Muchas veces no tenemos ni idea de cómo interpretarán nuestras palabras las personas a las que van destinadas. Más que escuchar, los demás interpretan la información que peinan sus ojos y recogen sus tímpanos. De ahí que en muchas ocasiones nos quedemos perplejos, u horrorizados, cuando descubrimos cómo los demás aprecian cuestiones relacionadas con lo que acabamos de decir que no podríamos ni tan si quiera imaginar. Esta deriva hay que tenerla siempre muy presente, hablar asumiendo este riesgo. Lo relevante en la acción comunicativa no es lo que decimos, es lo que interpretan quienes nos escuchan. Muchas veces esa interpretación intoxica el discurso, lo contamina de ruido, lo metaboliza surrealistamente, coloca una lente de aumento en el punto exacto donde para nosotros las palabras cobran menor importancia o un mero papel decorativo. Si Kant afirmaba que «vemos lo que somos», podemos agregar que a menudo escuchamos lo que previamente creemos que nos van a decir. Es el festín de la tergiversación.

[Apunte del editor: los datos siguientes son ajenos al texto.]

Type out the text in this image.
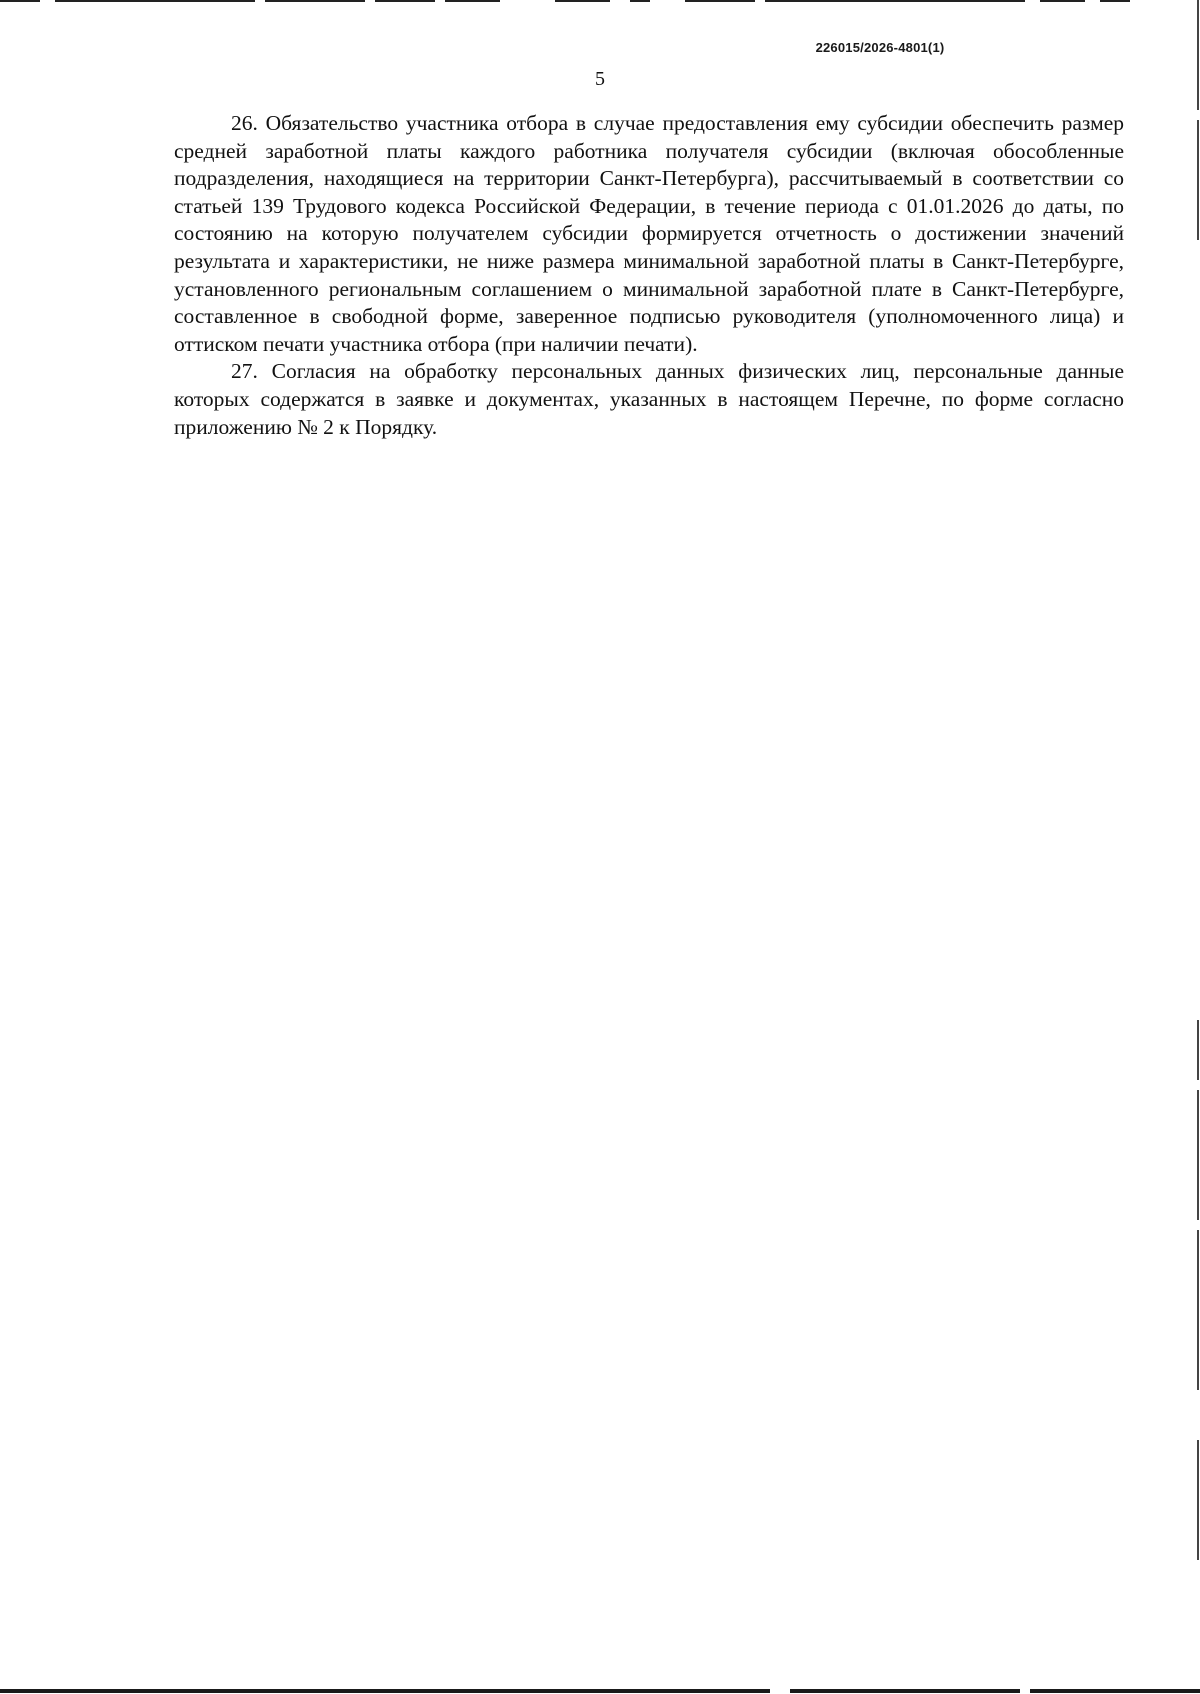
226015/2026-4801(1)
5

26. Обязательство участника отбора в случае предоставления ему субсидии обеспечить размер средней заработной платы каждого работника получателя субсидии (включая обособленные подразделения, находящиеся на территории Санкт-Петербурга), рассчитываемый в соответствии со статьей 139 Трудового кодекса Российской Федерации, в течение периода с 01.01.2026 до даты, по состоянию на которую получателем субсидии формируется отчетность о достижении значений результата и характеристики, не ниже размера минимальной заработной платы в Санкт-Петербурге, установленного региональным соглашением о минимальной заработной плате в Санкт-Петербурге, составленное в свободной форме, заверенное подписью руководителя (уполномоченного лица) и оттиском печати участника отбора (при наличии печати).

27. Согласия на обработку персональных данных физических лиц, персональные данные которых содержатся в заявке и документах, указанных в настоящем Перечне, по форме согласно приложению № 2 к Порядку.
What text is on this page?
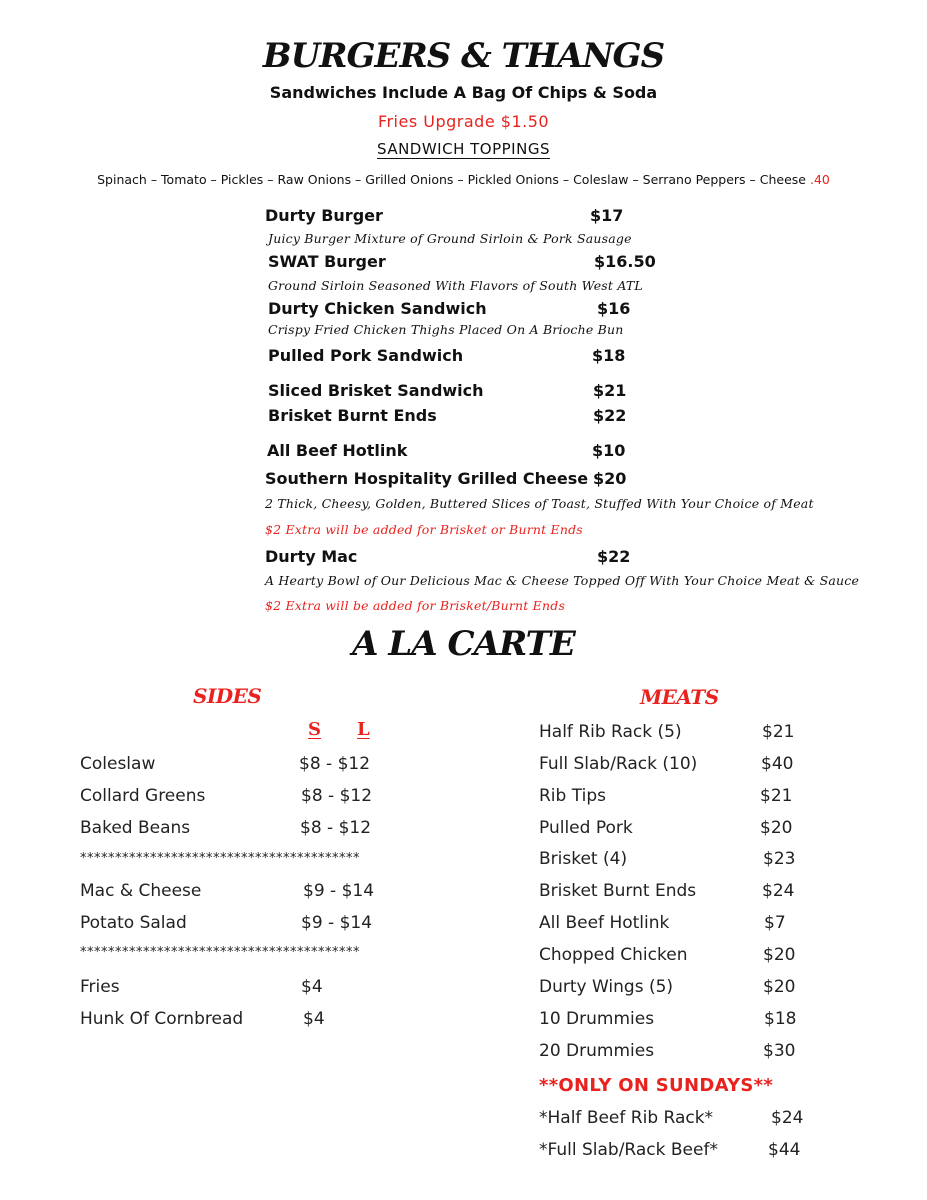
BURGERS & THANGS
Sandwiches Include A Bag Of Chips & Soda
Fries Upgrade $1.50
SANDWICH TOPPINGS
Spinach – Tomato – Pickles – Raw Onions – Grilled Onions – Pickled Onions – Coleslaw – Serrano Peppers – Cheese .40
Durty Burger	$17
Juicy Burger Mixture of Ground Sirloin & Pork Sausage
SWAT Burger	$16.50
Ground Sirloin Seasoned With Flavors of South West ATL
Durty Chicken Sandwich	$16
Crispy Fried Chicken Thighs Placed On A Brioche Bun
Pulled Pork Sandwich	$18
Sliced Brisket Sandwich	$21
Brisket Burnt Ends	$22
All Beef Hotlink	$10
Southern Hospitality Grilled Cheese $20
2 Thick, Cheesy, Golden, Buttered Slices of Toast, Stuffed With Your Choice of Meat
$2 Extra will be added for Brisket or Burnt Ends
Durty Mac	$22
A Hearty Bowl of Our Delicious Mac & Cheese Topped Off With Your Choice Meat & Sauce
$2 Extra will be added for Brisket/Burnt Ends
A LA CARTE
SIDES
S L
Coleslaw	$8 - $12
Collard Greens	$8 - $12
Baked Beans	$8 - $12
****************************************
Mac & Cheese	$9 - $14
Potato Salad	$9 - $14
****************************************
Fries	$4
Hunk Of Cornbread	$4
MEATS
Half Rib Rack (5)	$21
Full Slab/Rack (10)	$40
Rib Tips	$21
Pulled Pork	$20
Brisket (4)	$23
Brisket Burnt Ends	$24
All Beef Hotlink	$7
Chopped Chicken	$20
Durty Wings (5)	$20
10 Drummies	$18
20 Drummies	$30
**ONLY ON SUNDAYS**
*Half Beef Rib Rack*	$24
*Full Slab/Rack Beef*	$44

Es cierto que uno sólo es responsable de lo que afirma, no de lo que interpretan los que le escuchan, pero cuando hay desajustes severos en los significados que se comparten tarde o temprano uno acaba damnificado. Afortunadamente existen herramientas para saber si hay ligazón entre lo que decimos y lo que los demás creen que hemos dicho. Quizá la más efectiva sea el feedback, preguntar por nuestra información para saber cómo ha sido absorbida por nuestro interlocutor. No se trata sólo de hablar de un modo nítido y preciso, de que las palabras tracen la geografía exacta de su significado, sino de preguntar para averiguar si nuestro relato ha sido encauzado en la dirección adecuada. Formular una pregunta a tiempo puede evitar la emergencia de una comprensión extraviada y una conclusión desatinada. Una información oblicua que no se aclara en el momento de ser recibida tenderá a desplazarse con toda su fuerza hacia el epicentro del malentendido para después instigar el equívoco y su efecto de cascada por todo el territorio de la comunicación. Si la información es rica y la atención es pobre, se incrementan peligrosamente las posibilidades de que la información sea filtrada, enjuiciada, valorada y empaquetada en significados de forma errática. Para guiar correctamente la inevitable interpretación que padecerá nuestro relato podemos solicitar a nuestro interlocutor su participación: «Resúmeme lo que te he dicho para saber si lo que has entendido es congruente con lo que te dije». Es una petición aparentemente jeroglífica, pero muy eficaz para sortear equívocos. No es necesario enunciarla exactamente así, sino que signifique exactamente eso. Pruébenla.